Che sia benedetta la scuola
Insegnare ai tempi del covid

Commenti

  1. Antonio Todisco dice

    Che dire? Credo che l’articolo centri veramente il problema di cosa significhi insegnare oggi, fornisca una reale prospettiva, un approccio concreto e una positiva prospettiva. Bravissimo.

  2. Si, grazie Dario poeticamente calato nella nostra realtà.
    Bellissimo questo contributo del nostro gruppo di Creattività Culturale Darsi Scuola!

  3. Carmela De Santo dice

    Complimenti, Dario, il nuovo mondo nascerà proprio dalla nuova scuola, e tu ne stai seminando i germi, insieme a tante/i altri insegnanti che credono che un’ora di lezione può cambiare la vita, come insegna Recalcati !

  4. Rosanna V. dice

    Grazie!! Un articolo che condivido pienamente. Tanti i temi, relazione non competizione, accoglienza, fiducia, ascolto, apprendimento collaborativo..tenendo in considerazione il clima culturale pesante e insensato che i bambini e le bambine respirano.
    Insegnare diventa così dare in ogni momento un nuovo senso alla nostra relazione con noi stessi, con gli altri e con il mondo, scoprendo che la vera essenza è una ricerca che non finirà mai.

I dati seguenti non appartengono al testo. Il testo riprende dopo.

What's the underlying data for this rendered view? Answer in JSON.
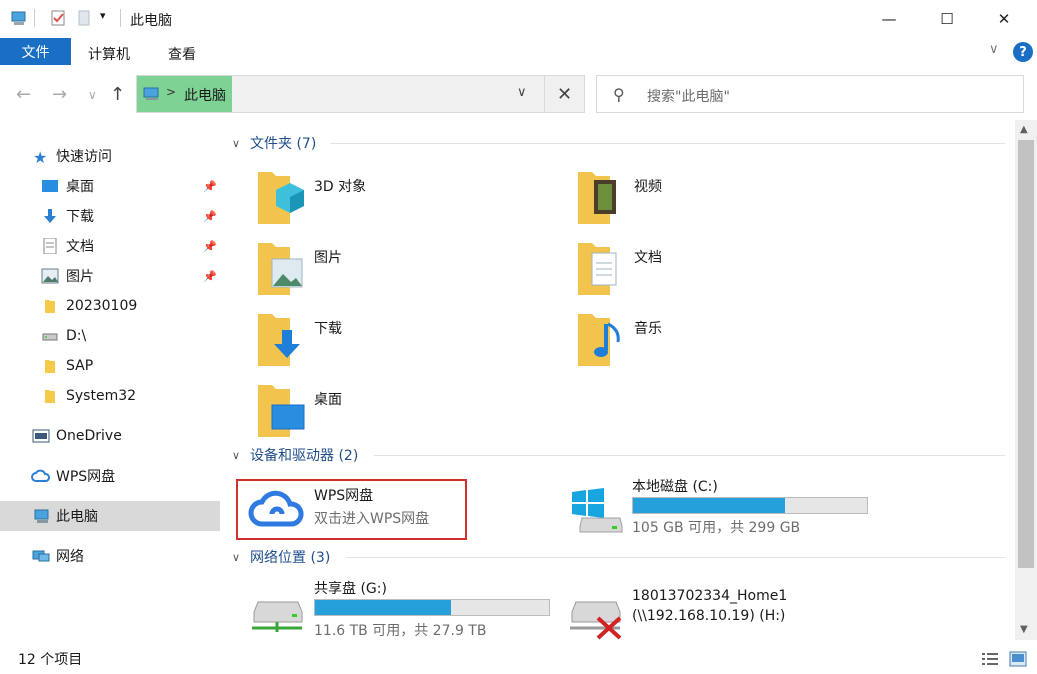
{
  "window": {
    "title": "此电脑",
    "minimize": "—",
    "maximize": "☐",
    "close": "✕"
  },
  "ribbon": {
    "file_tab": "文件",
    "tabs": [
      "计算机",
      "查看"
    ],
    "help": "?",
    "expand": "∨"
  },
  "address": {
    "path": "此电脑",
    "separator": ">",
    "dropdown": "∨",
    "clear": "✕"
  },
  "search": {
    "placeholder": "搜索\"此电脑\"",
    "icon": "⚲"
  },
  "nav": {
    "back": "←",
    "forward": "→",
    "recent": "∨",
    "up": "↑"
  },
  "sidebar": {
    "items": [
      {
        "label": "快速访问",
        "icon": "star-icon"
      },
      {
        "label": "桌面",
        "icon": "desktop-icon",
        "pinned": true
      },
      {
        "label": "下载",
        "icon": "download-icon",
        "pinned": true
      },
      {
        "label": "文档",
        "icon": "document-icon",
        "pinned": true
      },
      {
        "label": "图片",
        "icon": "picture-icon",
        "pinned": true
      },
      {
        "label": "20230109",
        "icon": "folder-icon"
      },
      {
        "label": "D:\\",
        "icon": "drive-icon"
      },
      {
        "label": "SAP",
        "icon": "folder-icon"
      },
      {
        "label": "System32",
        "icon": "folder-icon"
      },
      {
        "label": "OneDrive",
        "icon": "onedrive-icon"
      },
      {
        "label": "WPS网盘",
        "icon": "cloud-icon"
      },
      {
        "label": "此电脑",
        "icon": "computer-icon",
        "selected": true
      },
      {
        "label": "网络",
        "icon": "network-icon"
      }
    ],
    "pin_glyph": "📌"
  },
  "groups": {
    "folders": {
      "title": "文件夹 (7)",
      "items": [
        "3D 对象",
        "视频",
        "图片",
        "文档",
        "下载",
        "音乐",
        "桌面"
      ]
    },
    "devices": {
      "title": "设备和驱动器 (2)",
      "wps": {
        "name": "WPS网盘",
        "sub": "双击进入WPS网盘"
      },
      "local": {
        "name": "本地磁盘 (C:)",
        "space": "105 GB 可用，共 299 GB",
        "used_fraction": 0.65
      }
    },
    "network": {
      "title": "网络位置 (3)",
      "share": {
        "name": "共享盘 (G:)",
        "space": "11.6 TB 可用，共 27.9 TB",
        "used_fraction": 0.58
      },
      "home": {
        "name": "18013702334_Home1",
        "path": "(\\\\192.168.10.19) (H:)"
      }
    }
  },
  "status": {
    "count": "12 个项目"
  },
  "colors": {
    "accent": "#1a6fc4",
    "address_highlight": "#7ed394",
    "bar_fill": "#26a0da",
    "highlight_box": "#d32f2f"
  }
}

  5. Francesca Minato dice

    Grazie Dario per questo post così intenso e diretto . Ho quasi fatto fatica a leggerlo per la commozione che mi rapiva tra le righe. É vero quello che dici, credo fermamente che la scuola sia fatta più di silenzi che di parole, più di sguardi che di compiti, più di tocchi gentili che di spinte…l’immagine dell’orchestra mi sembra efficace. Il compito dell’insegnante a volte sembra una vera “misson impossible” . Occorre davvero fare un atto di fede nella” benedetta ” scuola prima di entrare in classe , perché la scuola, al di là di tutto é davvero una benedetta esperienza , per tutti, come dici tu, come lo è la vita.

  6. Caro Dario,
    tra tante voci critiche e lamentose quando parlano della scuola, la tua voce è risuonata in me come un inaspettato inno di Gioia, di Speranza, di Fiducia!
    E non posso che ringraziarti per questo dal profondo del cuore, come ex insegnante, come nonna di un bambino “difficile”, come quello che hai avuto in classe, come persona che ha amato stare in classe, ne ha amato l’atmosfera, il profumo, il mistero…
    Sai, ho “ascoltato” il tuo scritto come si ascolta una musica conosciuta e nuova, una musica che ti fa vibrare e ti entusiasma, una musica che ti stupisce e ti commuove. E ne ho “estratto ” alcune “note”, chissà perché…
    Scrivi: “…ascolto…melodia…spartito…armonia…sintonizzarsi…classe cassa di risonanza…frequenza di una radio …varietà delle onde radio… apprendere gli uni dagli altri la propria musica…”
    E “sento” le note dissonanti che salgono da tanti bambini diversi, poi il silenzio poi di nuove ascolto le note che pian piano si compongono, si armonizzano mentre quei bambini compiono la fatica di apprendere attenti alla voce che li guida.
    La Scuola che tu, Dario, vivi e descrivi, è un luogo nel quale si impara, faticosa mente e amorevol mente, a crescere, prima di tutto, in umanità.
    GRAZIE!
    Francesca Mannozzi

  7. Dario Falconi dice

    Grazie di cuore per i vostri commenti.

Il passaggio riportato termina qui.